Yesterday I bought that crash book by Prechter. I think that it's an extraordinary piece of pure lunacy. Have you read it?

If we were on a gold standard he would be perfectly correct in some respects.

Someone said it was the #1 seller on Amazon but when I checked it was #30. That's still a lot of sales.

So what I am trying to figure out is who is buying the book and what this tells us about how people are thinking. The people who are buying (and believing) Prechter think that what's coming is essentially a replay of 1929-1932, with a crash taking the Dow back to where it was at the start of the 1982 bull market, just as the Dow went back to below the 1921 level by 1932.

I think that what lies ahead is going to involve a good bit of inflation; actually there already has been huge inflation in health costs, education costs, housing prices in many areas, and the prices some people are willing to pay for some automobiles (as compared to a good many years ago). And other isolated things: for example, it now seems normal to pay $20 or more for a necktie.

But official measures of inflation look at things like hamburgers, gasoline, milk, rent, non-luxury clothing--I really don't know exactly what goes into the government's CPI that stays so low.

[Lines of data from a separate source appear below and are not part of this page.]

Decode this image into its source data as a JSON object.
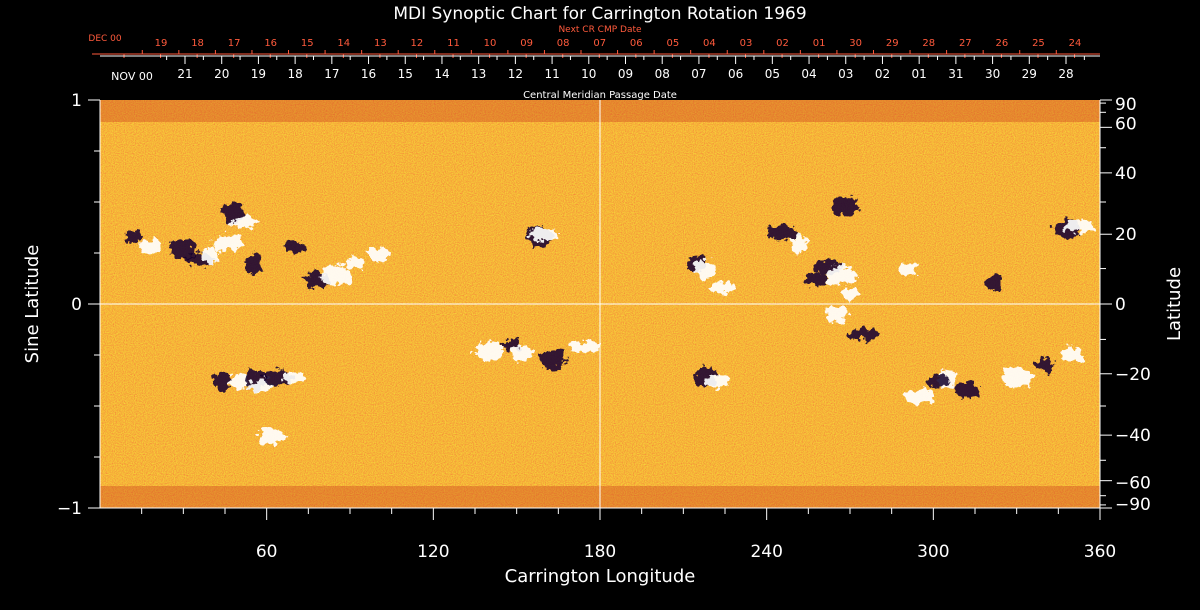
{
  "chart_data": {
    "type": "heatmap",
    "title": "MDI Synoptic Chart for Carrington Rotation 1969",
    "xlabel": "Carrington Longitude",
    "ylabel_left": "Sine Latitude",
    "ylabel_right": "Latitude",
    "xlim": [
      0,
      360
    ],
    "ylim": [
      -1,
      1
    ],
    "x_major_ticks": [
      60,
      120,
      180,
      240,
      300,
      360
    ],
    "y_left_ticks": [
      {
        "value": 1,
        "label": "1"
      },
      {
        "value": 0,
        "label": "0"
      },
      {
        "value": -1,
        "label": "−1"
      }
    ],
    "y_right_ticks": [
      {
        "deg": 90,
        "label": "90"
      },
      {
        "deg": 60,
        "label": "60"
      },
      {
        "deg": 40,
        "label": "40"
      },
      {
        "deg": 20,
        "label": "20"
      },
      {
        "deg": 0,
        "label": "0"
      },
      {
        "deg": -20,
        "label": "−20"
      },
      {
        "deg": -40,
        "label": "−40"
      },
      {
        "deg": -60,
        "label": "−60"
      },
      {
        "deg": -90,
        "label": "−90"
      }
    ],
    "reference_lines": {
      "vertical_longitude": 180,
      "horizontal_sine_latitude": 0
    },
    "colors": {
      "background": "#000000",
      "field_base": "#e8501c",
      "positive_polarity": "#ffffff",
      "negative_polarity": "#160630",
      "next_cmp_labels": "#ff5a3c",
      "cmp_labels": "#ffffff"
    },
    "next_cr_cmp_axis": {
      "title": "Next CR CMP Date",
      "start_label": "DEC 00",
      "dates": [
        "19",
        "18",
        "17",
        "16",
        "15",
        "14",
        "13",
        "12",
        "11",
        "10",
        "09",
        "08",
        "07",
        "06",
        "05",
        "04",
        "03",
        "02",
        "01",
        "30",
        "29",
        "28",
        "27",
        "26",
        "25",
        "24"
      ]
    },
    "cmp_axis": {
      "title": "Central Meridian Passage Date",
      "start_label": "NOV 00",
      "dates": [
        "21",
        "20",
        "19",
        "18",
        "17",
        "16",
        "15",
        "14",
        "13",
        "12",
        "11",
        "10",
        "09",
        "08",
        "07",
        "06",
        "05",
        "04",
        "03",
        "02",
        "01",
        "31",
        "30",
        "29",
        "28"
      ]
    },
    "active_regions": [
      {
        "lon": 12,
        "lat": 0.33,
        "polarity": "negative"
      },
      {
        "lon": 18,
        "lat": 0.28,
        "polarity": "positive"
      },
      {
        "lon": 30,
        "lat": 0.27,
        "polarity": "negative"
      },
      {
        "lon": 36,
        "lat": 0.22,
        "polarity": "negative"
      },
      {
        "lon": 40,
        "lat": 0.24,
        "polarity": "positive"
      },
      {
        "lon": 48,
        "lat": 0.45,
        "polarity": "negative"
      },
      {
        "lon": 52,
        "lat": 0.4,
        "polarity": "positive"
      },
      {
        "lon": 46,
        "lat": 0.3,
        "polarity": "positive"
      },
      {
        "lon": 55,
        "lat": 0.2,
        "polarity": "negative"
      },
      {
        "lon": 70,
        "lat": 0.28,
        "polarity": "negative"
      },
      {
        "lon": 78,
        "lat": 0.12,
        "polarity": "negative"
      },
      {
        "lon": 85,
        "lat": 0.14,
        "polarity": "positive"
      },
      {
        "lon": 92,
        "lat": 0.2,
        "polarity": "positive"
      },
      {
        "lon": 100,
        "lat": 0.24,
        "polarity": "positive"
      },
      {
        "lon": 158,
        "lat": 0.33,
        "polarity": "negative"
      },
      {
        "lon": 160,
        "lat": 0.34,
        "polarity": "positive"
      },
      {
        "lon": 50,
        "lat": -0.38,
        "polarity": "positive"
      },
      {
        "lon": 56,
        "lat": -0.37,
        "polarity": "negative"
      },
      {
        "lon": 58,
        "lat": -0.4,
        "polarity": "positive"
      },
      {
        "lon": 64,
        "lat": -0.36,
        "polarity": "negative"
      },
      {
        "lon": 44,
        "lat": -0.38,
        "polarity": "negative"
      },
      {
        "lon": 70,
        "lat": -0.36,
        "polarity": "positive"
      },
      {
        "lon": 62,
        "lat": -0.65,
        "polarity": "positive"
      },
      {
        "lon": 140,
        "lat": -0.23,
        "polarity": "positive"
      },
      {
        "lon": 148,
        "lat": -0.2,
        "polarity": "negative"
      },
      {
        "lon": 152,
        "lat": -0.24,
        "polarity": "positive"
      },
      {
        "lon": 163,
        "lat": -0.27,
        "polarity": "negative"
      },
      {
        "lon": 175,
        "lat": -0.21,
        "polarity": "positive"
      },
      {
        "lon": 215,
        "lat": 0.2,
        "polarity": "negative"
      },
      {
        "lon": 218,
        "lat": 0.17,
        "polarity": "positive"
      },
      {
        "lon": 224,
        "lat": 0.08,
        "polarity": "positive"
      },
      {
        "lon": 246,
        "lat": 0.35,
        "polarity": "negative"
      },
      {
        "lon": 252,
        "lat": 0.3,
        "polarity": "positive"
      },
      {
        "lon": 258,
        "lat": 0.12,
        "polarity": "negative"
      },
      {
        "lon": 262,
        "lat": 0.18,
        "polarity": "negative"
      },
      {
        "lon": 267,
        "lat": 0.14,
        "polarity": "positive"
      },
      {
        "lon": 270,
        "lat": 0.05,
        "polarity": "positive"
      },
      {
        "lon": 265,
        "lat": -0.05,
        "polarity": "positive"
      },
      {
        "lon": 268,
        "lat": 0.48,
        "polarity": "negative"
      },
      {
        "lon": 275,
        "lat": -0.15,
        "polarity": "negative"
      },
      {
        "lon": 291,
        "lat": 0.17,
        "polarity": "positive"
      },
      {
        "lon": 218,
        "lat": -0.36,
        "polarity": "negative"
      },
      {
        "lon": 222,
        "lat": -0.38,
        "polarity": "positive"
      },
      {
        "lon": 295,
        "lat": -0.45,
        "polarity": "positive"
      },
      {
        "lon": 305,
        "lat": -0.37,
        "polarity": "positive"
      },
      {
        "lon": 302,
        "lat": -0.38,
        "polarity": "negative"
      },
      {
        "lon": 312,
        "lat": -0.42,
        "polarity": "negative"
      },
      {
        "lon": 330,
        "lat": -0.36,
        "polarity": "positive"
      },
      {
        "lon": 340,
        "lat": -0.3,
        "polarity": "negative"
      },
      {
        "lon": 350,
        "lat": -0.25,
        "polarity": "positive"
      },
      {
        "lon": 348,
        "lat": 0.37,
        "polarity": "negative"
      },
      {
        "lon": 352,
        "lat": 0.38,
        "polarity": "positive"
      },
      {
        "lon": 322,
        "lat": 0.1,
        "polarity": "negative"
      }
    ]
  }
}
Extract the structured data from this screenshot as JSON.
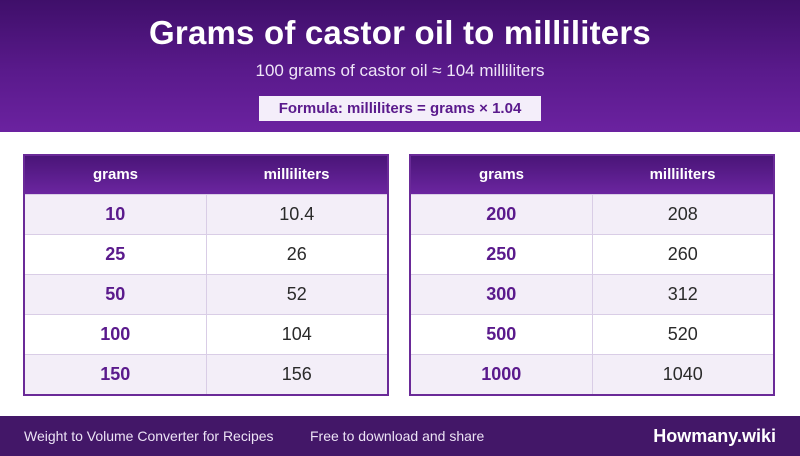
{
  "header": {
    "title": "Grams of castor oil to milliliters",
    "subtitle": "100 grams of castor oil ≈ 104 milliliters",
    "formula": "Formula: milliliters = grams × 1.04"
  },
  "tables": [
    {
      "headers": {
        "grams": "grams",
        "milliliters": "milliliters"
      },
      "rows": [
        {
          "grams": "10",
          "ml": "10.4"
        },
        {
          "grams": "25",
          "ml": "26"
        },
        {
          "grams": "50",
          "ml": "52"
        },
        {
          "grams": "100",
          "ml": "104"
        },
        {
          "grams": "150",
          "ml": "156"
        }
      ]
    },
    {
      "headers": {
        "grams": "grams",
        "milliliters": "milliliters"
      },
      "rows": [
        {
          "grams": "200",
          "ml": "208"
        },
        {
          "grams": "250",
          "ml": "260"
        },
        {
          "grams": "300",
          "ml": "312"
        },
        {
          "grams": "500",
          "ml": "520"
        },
        {
          "grams": "1000",
          "ml": "1040"
        }
      ]
    }
  ],
  "footer": {
    "left_text": "Weight to Volume Converter for Recipes",
    "mid_text": "Free to download and share",
    "brand": "Howmany.wiki"
  },
  "colors": {
    "primary": "#5a1a8c",
    "header_dark": "#3f0f6a",
    "row_alt": "#f3eef8",
    "footer_bg": "#431768"
  }
}
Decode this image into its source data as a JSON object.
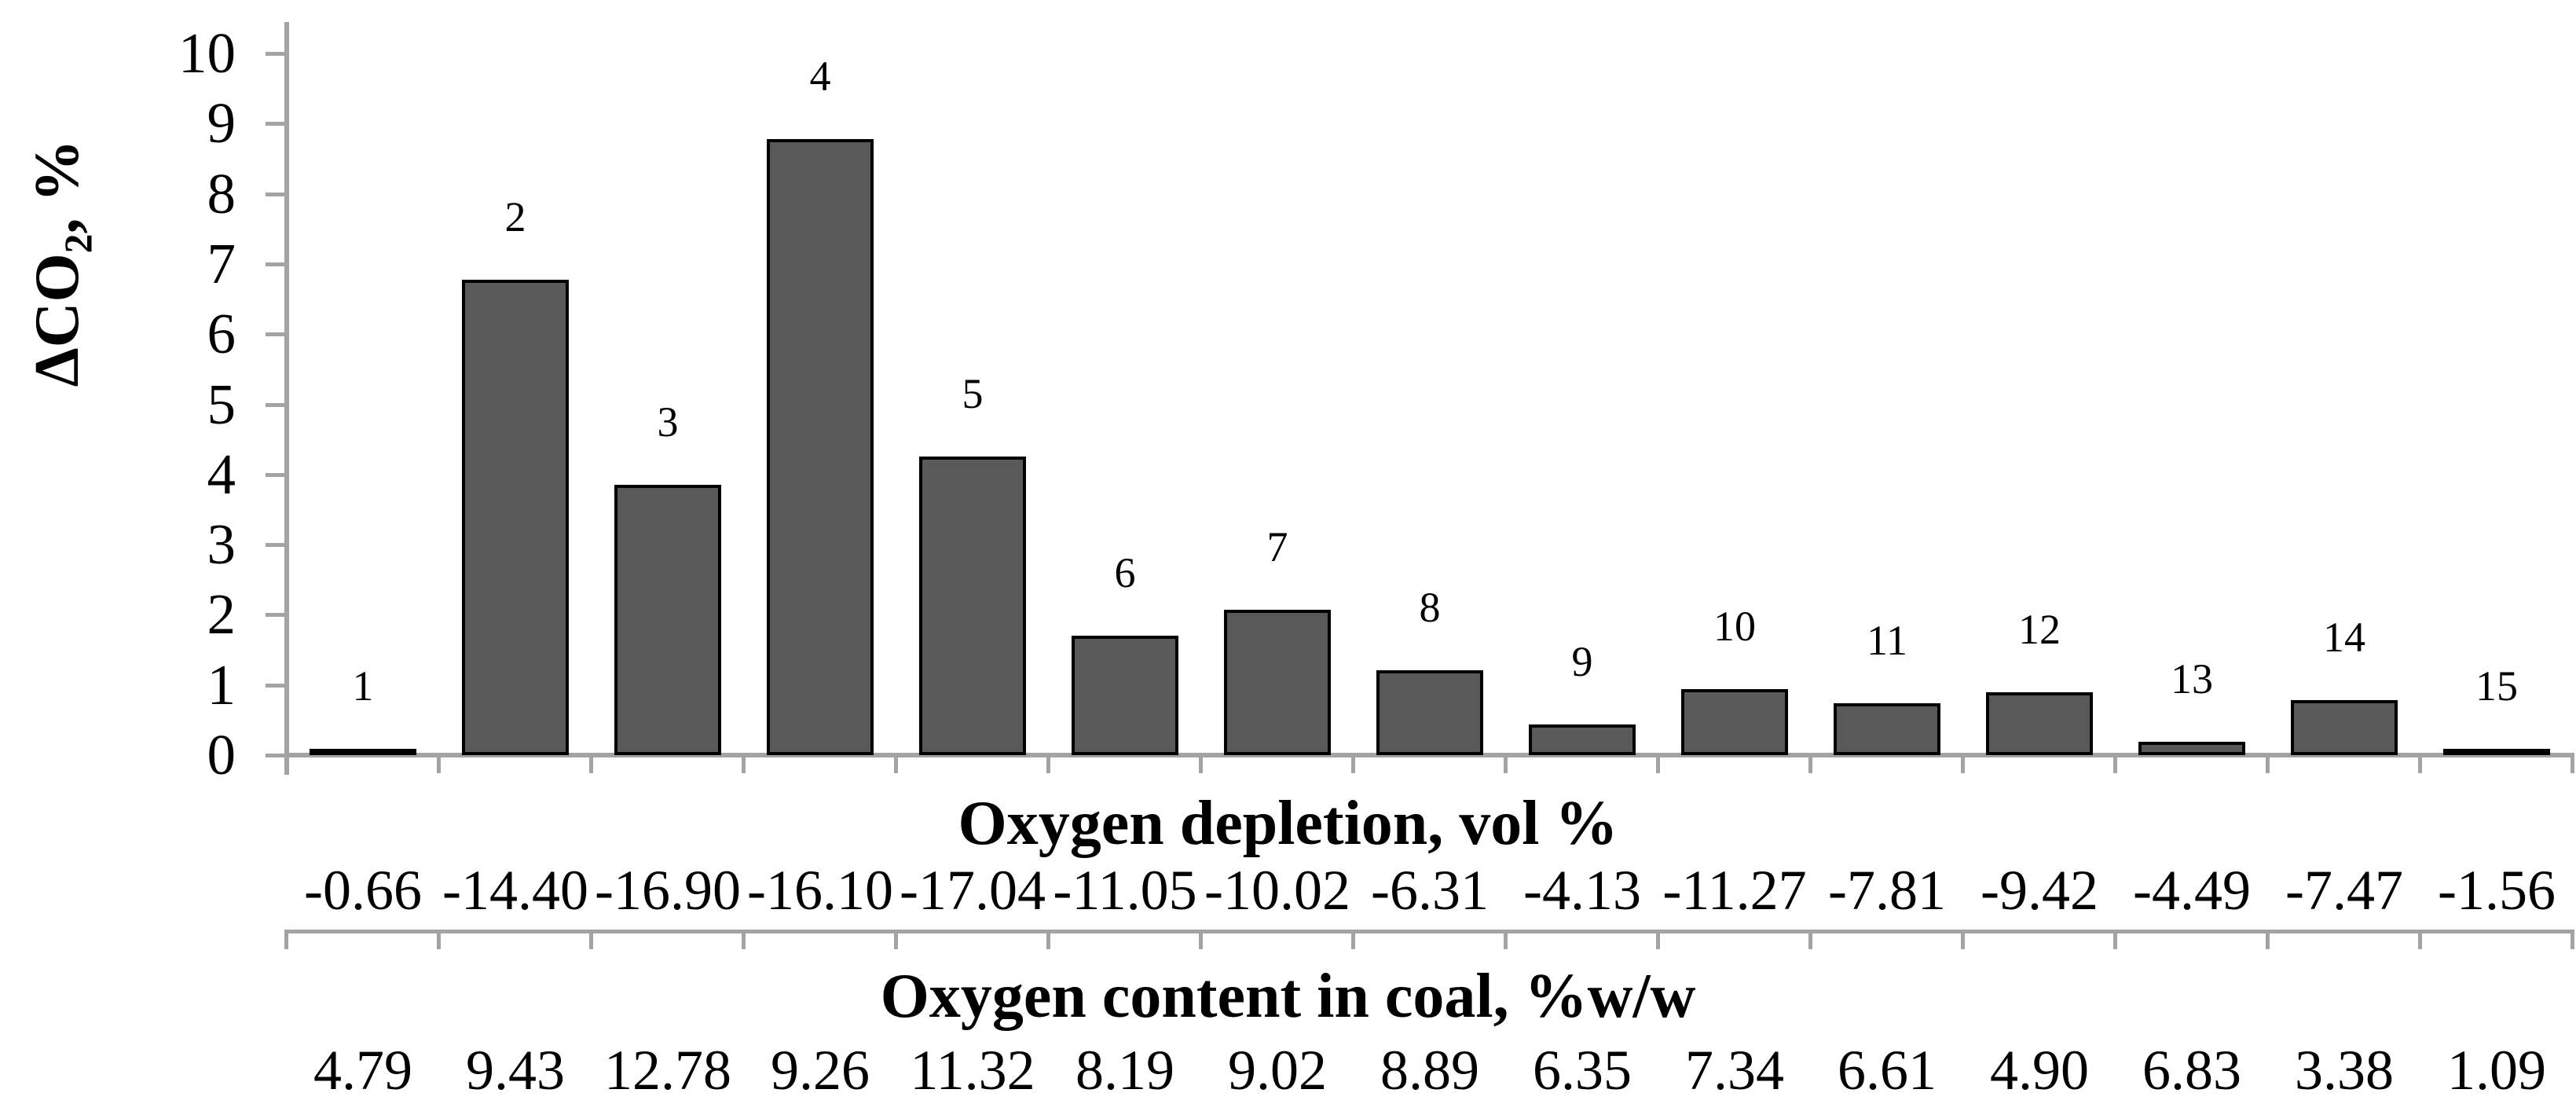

I am looking for the dollar to decline in value, making imported goods more expensive; for crude oil and natural gas to rise steadily; and for farmers in the U. S. to be either forced into bankruptcy or forced to raise prices.

Not only are there lots of US dollars circulating all over the globe, but now the US gov is going deeper into deficit every day and also out trade gap is worse than ever.

In one place Prechter even makes the ultimately lunatic statement that the deflation he foresees may be accompanied by a decline in the value of the dollar.

Where both inflationary and deflationary scenarios do seem to coincide, however, is in the belief that precious metals are a safe hedge, and in the belief in the damage that will be done to the stock market.

So I think Prechter is right in some ways about the markets but quite deluded as to the reasons. He is so full of that Elliott Wave mysticism, and so committed to a 1929-32 replay, that the appearance of this book might best be read as having presaged the bear market rally that we are in. That is, I would think that most mutual fund managers who read it would agree with me that Prechter is out of his mind, but unlike me, would conclude that the markets were therefore fundamentally in good shape and that stocks were a buy.

Just some Sunday afternoon ruminations. I guess I did get my $22.50 (discounted price) out of the book.

Anybody see anything good in Barron's? I'll check now and see.